Inévitablement intervient ensuite dans le débat la notion du design implantaire : bone ou tissue level ? Nombreux pensent que les deux sont appelés à coexister, mais que se pose alors la problématique… de la pose. L’implant bone level est considéré (peut-être à tort) comme « tous terrains », plus simple, alors que l’implant tissue level a des exigences biologiques différentes. Et quid de la longueur ? D’aucuns estiment qu’il convient de privilégier des implants courts (le TwinKon de Global D étant mis en avant pour ses résultats très intéressants). « ça fonctionne tellement bien, pourquoi ne plus faire que ça ? » Mais la controverse n’est jamais loin : « Il y a une réflexion à avoir sur la longueur de nos implants, mais avant tout sur le vrai biais que constitue le ratio longueur implant/couronne clinique… La statistique ne tient pas toujours à l’expérience clinique. »

La discussion s’est alors étendue à l’avenir de la chirurgie guidée : dans toutes les interventions ? Seulement pour les cas complexes ? Aucune réponse tranchée n’a été donnée, mais des pistes de réflexion évoquées : « Faut-il développer la chirurgie full guidée ? La limite du flapless étant la détérioration de la gencive attachée… La voie alternative est peut-être une chirurgie moins précise mais plus simple, la chirurgie pilotée où un guide est placé sur un lambeau. » La jeune génération semble attachée à une chirurgie plus prédictible, plus confortable car moins stressante, donc mettant en œuvre les outils numériques actuels pour planifier la pose.
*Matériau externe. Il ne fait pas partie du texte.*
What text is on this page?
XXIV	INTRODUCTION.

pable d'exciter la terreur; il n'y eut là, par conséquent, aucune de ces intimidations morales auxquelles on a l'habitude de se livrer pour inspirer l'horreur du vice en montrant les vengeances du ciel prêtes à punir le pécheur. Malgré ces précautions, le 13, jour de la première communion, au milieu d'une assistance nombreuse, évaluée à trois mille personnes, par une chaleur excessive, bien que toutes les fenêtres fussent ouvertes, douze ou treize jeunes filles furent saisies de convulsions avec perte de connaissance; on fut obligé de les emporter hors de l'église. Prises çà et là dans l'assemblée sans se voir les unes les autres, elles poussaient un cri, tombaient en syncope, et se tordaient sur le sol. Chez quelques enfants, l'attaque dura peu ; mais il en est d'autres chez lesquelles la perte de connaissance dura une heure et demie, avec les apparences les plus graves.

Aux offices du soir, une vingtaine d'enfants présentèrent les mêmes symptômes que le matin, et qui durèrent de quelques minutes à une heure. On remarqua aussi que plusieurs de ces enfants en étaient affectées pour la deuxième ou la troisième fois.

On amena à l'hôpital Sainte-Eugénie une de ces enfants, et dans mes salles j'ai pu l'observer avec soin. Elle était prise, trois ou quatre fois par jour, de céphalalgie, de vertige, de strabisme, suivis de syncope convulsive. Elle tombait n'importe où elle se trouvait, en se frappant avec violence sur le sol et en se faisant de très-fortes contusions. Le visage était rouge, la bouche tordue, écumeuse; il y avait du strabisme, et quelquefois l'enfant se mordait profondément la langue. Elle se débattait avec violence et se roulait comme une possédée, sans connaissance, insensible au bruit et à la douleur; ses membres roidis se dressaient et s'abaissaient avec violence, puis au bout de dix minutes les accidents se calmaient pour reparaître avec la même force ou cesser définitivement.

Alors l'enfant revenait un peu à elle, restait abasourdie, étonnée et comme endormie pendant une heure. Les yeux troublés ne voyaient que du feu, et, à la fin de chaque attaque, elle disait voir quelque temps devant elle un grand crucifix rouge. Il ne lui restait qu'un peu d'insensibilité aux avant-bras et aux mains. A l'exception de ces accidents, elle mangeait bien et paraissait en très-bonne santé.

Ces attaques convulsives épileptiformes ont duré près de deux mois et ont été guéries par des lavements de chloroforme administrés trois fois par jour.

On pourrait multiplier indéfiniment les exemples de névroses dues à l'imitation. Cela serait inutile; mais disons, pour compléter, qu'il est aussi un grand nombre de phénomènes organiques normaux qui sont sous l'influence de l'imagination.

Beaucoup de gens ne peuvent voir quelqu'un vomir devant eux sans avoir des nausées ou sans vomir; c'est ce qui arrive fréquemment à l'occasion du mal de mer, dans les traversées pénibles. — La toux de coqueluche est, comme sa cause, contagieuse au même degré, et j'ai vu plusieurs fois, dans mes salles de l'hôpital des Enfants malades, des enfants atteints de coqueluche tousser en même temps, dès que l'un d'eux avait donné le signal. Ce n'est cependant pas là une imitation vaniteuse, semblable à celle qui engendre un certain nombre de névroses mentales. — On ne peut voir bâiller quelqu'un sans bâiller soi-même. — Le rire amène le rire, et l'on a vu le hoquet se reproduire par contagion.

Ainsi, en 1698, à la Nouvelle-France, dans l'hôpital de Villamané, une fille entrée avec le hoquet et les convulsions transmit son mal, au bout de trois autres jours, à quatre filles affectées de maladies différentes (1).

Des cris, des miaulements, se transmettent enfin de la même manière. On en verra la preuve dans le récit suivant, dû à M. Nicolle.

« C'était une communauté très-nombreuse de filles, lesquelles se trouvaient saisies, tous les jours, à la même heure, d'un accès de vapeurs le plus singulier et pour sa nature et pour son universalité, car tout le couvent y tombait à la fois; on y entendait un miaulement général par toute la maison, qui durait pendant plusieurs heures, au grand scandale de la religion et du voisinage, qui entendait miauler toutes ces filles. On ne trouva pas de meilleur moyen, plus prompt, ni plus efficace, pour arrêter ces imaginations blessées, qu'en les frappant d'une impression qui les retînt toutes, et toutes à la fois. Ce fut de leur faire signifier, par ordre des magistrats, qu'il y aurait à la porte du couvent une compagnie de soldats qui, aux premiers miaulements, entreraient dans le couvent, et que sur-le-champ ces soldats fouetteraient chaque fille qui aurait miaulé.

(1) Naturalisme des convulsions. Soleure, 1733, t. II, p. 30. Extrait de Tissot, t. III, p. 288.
Chirurgie signifie également greffe. Et en la matière, le débat est encore plus vif, car moins tranché ; les questionnements actuels et à venir interrogent sur le rapport au temps : « À quoi bon la régénération osseuse guidée pour gagner 3 mois ? » L’avenir semble s’orienter vers une simplification technique, avec une nécessité de repenser la parodontie en implantologie.
Le débat aurait pu se poursuivre des heures… et nul doute que ce fut le cas pour certains participants.

Au final, une discussion foisonnante et riche, qui a permis aux participants de constater qu’au terme de quarante années d’implantologie, il y a eu des victoires (gagner l’ostéointégration, restaurer l’édentement complet), de mauvaises surprises qui n’en sont pas vraiment (l’augmentation des péri-implantites), mais que l’évolution constante des technologies ainsi que le retour d’expérience accumulé laissent présager des perspectives pour l’avenir… celui des bouches de nos patients notamment.